Vampire Academy – Richelle Mead

Razorbill, 2007

On the surface of it this book shares more than a passing similarity with Andrea Cremer’s Nightshade, which I reviewed on this blog a few months ago. Cremer had teenage werewolf Guardians defending a ‘holy’ site for a group of homicidal sorcerors, with alpha female of the pack Calla as protagonist; Mead has a high-school hierarchy of half-vampire, half-human dhampirs sworn to protect the mortal vampire royalty of the Moroi, while her lead is Rose, a dhampir girl who has spent her entire life in training to be the person who throws herself in front of the bullet – or the killer undead enemy of the Moroi, the immortal vampires of the Strigoi, as the case may be.

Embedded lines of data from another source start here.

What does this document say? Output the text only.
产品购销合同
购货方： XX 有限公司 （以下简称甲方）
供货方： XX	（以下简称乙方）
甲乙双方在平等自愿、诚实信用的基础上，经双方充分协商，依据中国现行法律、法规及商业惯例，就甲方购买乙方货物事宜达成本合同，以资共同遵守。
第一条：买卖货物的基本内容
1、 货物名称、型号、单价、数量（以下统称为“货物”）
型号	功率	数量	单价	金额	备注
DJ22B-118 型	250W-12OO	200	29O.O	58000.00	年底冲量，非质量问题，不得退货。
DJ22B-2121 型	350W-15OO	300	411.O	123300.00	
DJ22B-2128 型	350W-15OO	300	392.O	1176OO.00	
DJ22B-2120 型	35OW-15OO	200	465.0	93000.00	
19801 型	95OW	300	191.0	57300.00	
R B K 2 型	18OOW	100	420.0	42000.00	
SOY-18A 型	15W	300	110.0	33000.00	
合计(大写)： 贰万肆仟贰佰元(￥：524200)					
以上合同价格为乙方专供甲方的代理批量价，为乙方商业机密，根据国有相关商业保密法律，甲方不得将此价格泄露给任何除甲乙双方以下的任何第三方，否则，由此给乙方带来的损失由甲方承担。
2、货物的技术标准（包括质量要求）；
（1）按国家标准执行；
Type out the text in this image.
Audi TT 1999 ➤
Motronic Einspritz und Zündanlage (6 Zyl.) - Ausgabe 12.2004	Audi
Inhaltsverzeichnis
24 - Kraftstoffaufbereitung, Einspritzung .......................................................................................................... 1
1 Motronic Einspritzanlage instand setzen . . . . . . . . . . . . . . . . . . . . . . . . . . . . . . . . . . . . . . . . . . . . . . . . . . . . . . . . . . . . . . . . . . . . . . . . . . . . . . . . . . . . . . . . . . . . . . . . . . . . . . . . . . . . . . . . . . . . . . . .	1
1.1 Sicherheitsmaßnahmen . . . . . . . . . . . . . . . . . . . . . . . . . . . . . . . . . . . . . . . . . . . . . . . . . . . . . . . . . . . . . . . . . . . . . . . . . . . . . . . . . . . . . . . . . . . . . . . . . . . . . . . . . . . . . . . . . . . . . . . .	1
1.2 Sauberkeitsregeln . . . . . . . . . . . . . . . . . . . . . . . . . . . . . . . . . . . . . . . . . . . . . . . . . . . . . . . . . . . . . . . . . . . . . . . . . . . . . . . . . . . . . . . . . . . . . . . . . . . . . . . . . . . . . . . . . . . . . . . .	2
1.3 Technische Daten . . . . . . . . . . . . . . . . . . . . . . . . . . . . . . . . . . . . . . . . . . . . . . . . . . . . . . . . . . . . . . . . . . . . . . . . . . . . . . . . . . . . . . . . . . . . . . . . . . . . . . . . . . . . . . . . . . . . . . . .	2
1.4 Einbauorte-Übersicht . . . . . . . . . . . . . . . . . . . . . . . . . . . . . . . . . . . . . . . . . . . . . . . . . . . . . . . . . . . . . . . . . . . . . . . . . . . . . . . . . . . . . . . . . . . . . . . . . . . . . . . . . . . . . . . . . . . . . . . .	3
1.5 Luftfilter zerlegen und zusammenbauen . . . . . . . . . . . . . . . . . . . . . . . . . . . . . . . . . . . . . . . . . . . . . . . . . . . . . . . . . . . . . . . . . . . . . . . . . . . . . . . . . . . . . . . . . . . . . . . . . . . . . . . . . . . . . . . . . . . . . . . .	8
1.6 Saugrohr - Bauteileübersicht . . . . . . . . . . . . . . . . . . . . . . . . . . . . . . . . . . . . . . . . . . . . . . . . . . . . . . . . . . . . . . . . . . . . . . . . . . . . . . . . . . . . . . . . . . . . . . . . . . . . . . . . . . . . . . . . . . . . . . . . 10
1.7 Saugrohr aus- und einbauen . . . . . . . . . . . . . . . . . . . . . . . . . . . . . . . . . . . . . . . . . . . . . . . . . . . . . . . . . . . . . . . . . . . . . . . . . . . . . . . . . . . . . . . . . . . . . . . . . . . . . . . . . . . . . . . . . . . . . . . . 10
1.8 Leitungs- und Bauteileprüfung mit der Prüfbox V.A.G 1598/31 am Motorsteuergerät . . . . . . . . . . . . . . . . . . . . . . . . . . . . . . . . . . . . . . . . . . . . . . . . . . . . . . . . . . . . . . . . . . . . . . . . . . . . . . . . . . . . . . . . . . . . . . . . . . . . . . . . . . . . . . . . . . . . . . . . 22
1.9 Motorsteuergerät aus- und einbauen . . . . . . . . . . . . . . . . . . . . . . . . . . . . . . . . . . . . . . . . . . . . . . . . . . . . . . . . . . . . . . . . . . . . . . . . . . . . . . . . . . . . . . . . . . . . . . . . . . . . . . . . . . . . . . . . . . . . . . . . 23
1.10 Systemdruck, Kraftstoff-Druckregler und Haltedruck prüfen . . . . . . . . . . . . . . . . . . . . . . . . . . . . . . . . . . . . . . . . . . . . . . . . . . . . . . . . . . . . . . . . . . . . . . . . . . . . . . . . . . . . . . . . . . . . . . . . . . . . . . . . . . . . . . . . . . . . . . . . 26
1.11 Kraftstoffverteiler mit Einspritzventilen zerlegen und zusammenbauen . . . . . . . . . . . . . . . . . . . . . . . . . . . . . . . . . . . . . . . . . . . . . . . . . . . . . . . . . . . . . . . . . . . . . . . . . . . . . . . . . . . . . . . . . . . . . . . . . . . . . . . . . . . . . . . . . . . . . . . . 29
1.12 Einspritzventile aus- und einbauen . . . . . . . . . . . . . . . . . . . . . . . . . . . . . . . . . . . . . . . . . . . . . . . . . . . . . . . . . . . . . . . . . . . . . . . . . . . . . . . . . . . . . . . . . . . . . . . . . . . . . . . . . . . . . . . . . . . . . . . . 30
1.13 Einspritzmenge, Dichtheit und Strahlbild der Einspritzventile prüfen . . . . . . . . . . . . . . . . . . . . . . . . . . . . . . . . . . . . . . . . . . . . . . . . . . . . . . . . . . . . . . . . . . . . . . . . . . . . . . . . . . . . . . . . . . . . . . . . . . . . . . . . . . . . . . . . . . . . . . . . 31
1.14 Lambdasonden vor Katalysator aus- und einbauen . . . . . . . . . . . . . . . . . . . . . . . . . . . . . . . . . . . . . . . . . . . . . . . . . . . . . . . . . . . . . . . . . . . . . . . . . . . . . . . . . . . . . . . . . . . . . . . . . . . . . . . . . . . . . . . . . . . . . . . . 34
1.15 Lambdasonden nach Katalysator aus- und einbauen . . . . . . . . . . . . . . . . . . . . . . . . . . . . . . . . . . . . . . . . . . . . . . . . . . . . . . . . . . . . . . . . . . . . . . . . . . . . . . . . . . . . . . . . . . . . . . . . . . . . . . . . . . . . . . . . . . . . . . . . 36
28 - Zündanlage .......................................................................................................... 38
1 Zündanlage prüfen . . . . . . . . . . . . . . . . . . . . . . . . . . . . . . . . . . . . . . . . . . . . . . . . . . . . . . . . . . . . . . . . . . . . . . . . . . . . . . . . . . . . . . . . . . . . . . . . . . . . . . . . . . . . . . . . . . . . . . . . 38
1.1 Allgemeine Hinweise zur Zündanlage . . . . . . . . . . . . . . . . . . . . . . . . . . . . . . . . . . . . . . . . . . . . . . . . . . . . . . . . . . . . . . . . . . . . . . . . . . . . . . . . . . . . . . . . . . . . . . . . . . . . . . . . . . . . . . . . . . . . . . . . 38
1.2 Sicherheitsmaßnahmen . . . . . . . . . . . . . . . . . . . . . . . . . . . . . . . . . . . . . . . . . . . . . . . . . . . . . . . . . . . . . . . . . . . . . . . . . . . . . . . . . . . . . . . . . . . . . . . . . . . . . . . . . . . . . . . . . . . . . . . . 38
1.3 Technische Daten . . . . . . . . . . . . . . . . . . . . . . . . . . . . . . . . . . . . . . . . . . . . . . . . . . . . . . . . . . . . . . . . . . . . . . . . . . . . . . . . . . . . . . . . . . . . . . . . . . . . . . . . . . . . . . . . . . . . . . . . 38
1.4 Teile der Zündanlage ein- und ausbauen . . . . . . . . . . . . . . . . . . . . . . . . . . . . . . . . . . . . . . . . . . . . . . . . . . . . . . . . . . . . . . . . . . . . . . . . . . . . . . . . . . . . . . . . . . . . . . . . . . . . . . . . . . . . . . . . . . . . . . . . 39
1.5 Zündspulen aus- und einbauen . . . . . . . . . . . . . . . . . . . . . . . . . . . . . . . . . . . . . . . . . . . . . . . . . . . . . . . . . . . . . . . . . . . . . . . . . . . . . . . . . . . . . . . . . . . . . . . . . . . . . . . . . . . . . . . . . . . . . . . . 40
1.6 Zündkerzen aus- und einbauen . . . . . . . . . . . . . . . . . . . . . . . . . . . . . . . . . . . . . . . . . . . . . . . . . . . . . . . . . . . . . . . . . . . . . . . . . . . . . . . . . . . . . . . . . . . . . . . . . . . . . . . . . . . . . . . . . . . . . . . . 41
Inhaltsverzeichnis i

But the similarities don’t go much further. Where Calla’s subservient indecision drove me crazy, Rose is…well, kind of crazy herself. In very cool ways.

Because sure, there’s an ancient pact between the dhampirs and the Moroi, but Rose doesn’t give a damn about that. She is in training because her best friend Lissa is a Moroi princess and she will do whatever it takes to keep Lissa safe. If that means running away from the academy where they both grew up and spending years on the run, feeding Lissa on her own blood and eluding the Strigoi and academy guards alike, so be it. Their luck eventually runs out, however, and they are dragged back to the academy to complete their separate training in theoretical safety. With a toss of her hair and a dangerous smile, Rose sets out to reclaim their legendary status on the school social scene. But she hasn’t given up on a second escape, because she knows something none of the other guardians know. The worst danger Lissa faces might not come from the Strigoi at all. It might come from Lissa herself…

I like Rose. She’s smart and loyal and won’t suffer fools. She enjoys making out with cute vampires – well, she’s half one herself – but draws the line right under their noses, refusing to be pushed around by anyone. She will do whatever it takes to look after Lissa, but then Lissa would do the same for her. The story is fast-moving and intriguing, with love interests that don’t ever quite fall into the straightforward love triangle category. I don’t know where Richelle Mead will take Rose and Lissa in book two of the Vampire Academy series, but I’m strongly tempted to find out.